Oder daß die arme Loiseleur das ist schon so lange her, die Lehrerin
erinnern Sie sich, niemals in diese Geschichte verwickelt gewesen wäre, er mußte
das verwechselt haben, ich meine Leventail, und zwar mit der Affäre Marin Mar-chin
Sie wissen schon was ich meine die uns so aufgeregt hatte, die Artikel von dem
wer war das damals wissen Sie das noch, die Ermordung dieser Verrückten wie
hieß sie nur durch einen gewissen Descreux der war das doch, man kann wohl sagen
daß sich das hingeschleppt hat.
Oder daß nach Aussagen anderer was weiß man
denn...
Diese vier unter der Platane erstarrten Gesichter, der Luftzug den
Fräulein wie hieß sie nur immer so gefürchtet hatte löschte die Kerzen und wehte
bis in den Wipfel des jahrhundertealten Baumes die Totengebete und anderes Gebrabbel.
Nach
dem Schlußgebet hätte man der zwischen dem heiligen Antonius und dem Taufbecken
eingeklemmten Familie die Hand gedrückt, dem Vater, der Mutter, der Tochter,
dem ganzen Drum und Dran.
Oder sich einen ansaufen.
An sein Fenster gelehnt
der Ärmste in seinem Alter was sonst konnte ihn fesseln.
Ein Begräbnis nicht
mehr und nicht weniger.
Libera me Domine und das Weitere als ob der Batzen
Mist den man uns ins Gesicht schmeißen wird.
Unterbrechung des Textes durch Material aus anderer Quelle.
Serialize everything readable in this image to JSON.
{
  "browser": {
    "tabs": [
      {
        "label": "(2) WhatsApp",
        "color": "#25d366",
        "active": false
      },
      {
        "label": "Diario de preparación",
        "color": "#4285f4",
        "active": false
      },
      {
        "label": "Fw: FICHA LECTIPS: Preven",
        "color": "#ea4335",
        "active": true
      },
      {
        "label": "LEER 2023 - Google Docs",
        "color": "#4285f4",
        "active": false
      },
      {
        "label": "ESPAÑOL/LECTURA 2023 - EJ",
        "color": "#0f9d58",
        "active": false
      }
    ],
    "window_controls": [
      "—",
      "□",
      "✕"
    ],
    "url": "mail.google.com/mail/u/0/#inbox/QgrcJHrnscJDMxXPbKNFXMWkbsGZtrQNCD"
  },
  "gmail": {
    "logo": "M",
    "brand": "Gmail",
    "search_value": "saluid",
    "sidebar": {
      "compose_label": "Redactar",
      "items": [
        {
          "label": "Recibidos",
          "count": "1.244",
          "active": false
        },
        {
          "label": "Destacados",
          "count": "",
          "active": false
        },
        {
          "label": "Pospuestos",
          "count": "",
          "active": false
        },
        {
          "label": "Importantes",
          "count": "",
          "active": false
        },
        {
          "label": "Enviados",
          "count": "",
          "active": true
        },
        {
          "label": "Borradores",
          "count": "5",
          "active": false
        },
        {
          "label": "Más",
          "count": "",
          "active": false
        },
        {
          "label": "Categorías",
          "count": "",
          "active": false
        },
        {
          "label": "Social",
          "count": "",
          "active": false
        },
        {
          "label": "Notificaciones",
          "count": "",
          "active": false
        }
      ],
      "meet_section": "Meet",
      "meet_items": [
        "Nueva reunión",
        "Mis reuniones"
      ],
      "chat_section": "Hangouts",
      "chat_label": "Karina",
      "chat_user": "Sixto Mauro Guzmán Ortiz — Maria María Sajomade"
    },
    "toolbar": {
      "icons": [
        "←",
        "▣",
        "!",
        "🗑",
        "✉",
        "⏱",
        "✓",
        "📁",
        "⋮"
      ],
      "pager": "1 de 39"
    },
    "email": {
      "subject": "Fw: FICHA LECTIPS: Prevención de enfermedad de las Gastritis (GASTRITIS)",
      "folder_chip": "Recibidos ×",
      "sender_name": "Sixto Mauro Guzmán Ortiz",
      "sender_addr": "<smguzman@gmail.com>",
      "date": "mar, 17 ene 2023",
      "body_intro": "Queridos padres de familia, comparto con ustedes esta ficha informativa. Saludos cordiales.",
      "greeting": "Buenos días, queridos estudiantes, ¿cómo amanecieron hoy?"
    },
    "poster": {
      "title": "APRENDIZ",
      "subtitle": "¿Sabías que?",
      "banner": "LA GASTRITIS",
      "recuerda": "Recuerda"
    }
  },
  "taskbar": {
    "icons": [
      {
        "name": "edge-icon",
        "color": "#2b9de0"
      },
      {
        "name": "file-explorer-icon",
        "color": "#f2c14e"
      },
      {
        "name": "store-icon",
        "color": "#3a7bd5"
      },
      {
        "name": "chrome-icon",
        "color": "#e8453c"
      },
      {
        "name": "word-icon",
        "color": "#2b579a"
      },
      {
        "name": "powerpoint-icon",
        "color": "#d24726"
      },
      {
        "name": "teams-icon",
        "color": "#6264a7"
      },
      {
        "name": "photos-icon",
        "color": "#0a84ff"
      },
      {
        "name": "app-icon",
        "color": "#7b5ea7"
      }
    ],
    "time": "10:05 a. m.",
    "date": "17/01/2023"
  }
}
Libera me Domine als ob die
lächerliche Verkehrsstauung.
De merda aeterna entschuldigen Sie den schlechten
Witz.
Eine kleine billige Schweinerei um uns von unseren Emotionen zu erholen,
Sie müssen mich verstehen entweder das eine oder das andere.
Der Klatsch
dieser Damen, dabei kann man ein Weilchen verbringen.
Oder daß der Schatten
bei Anbruch der Nacht.
Oder daß dieses arme Kind wie hieß es nur.
Diese
kleinen Gesichtchen daß es einem kalt den Rücken runterläuft.
Kurzum ein
Fiasko oder so was Ähnliches.
Nichts mehr seit so vielen Jahren, ein Unbehagen
wie soll ich sagen, Durst vielleicht, aber all das ist lange her.
Ihn noch
an diesem Julimorgen auf seiner Türschwelle stehen sehen.
Als ob die Tragödie
wiedergekäut, verdaut und so weiter.
Keine Rede mehr davon sich wieder zu
fangen, keine ; Rede mehr davon zu Ende zu kommen.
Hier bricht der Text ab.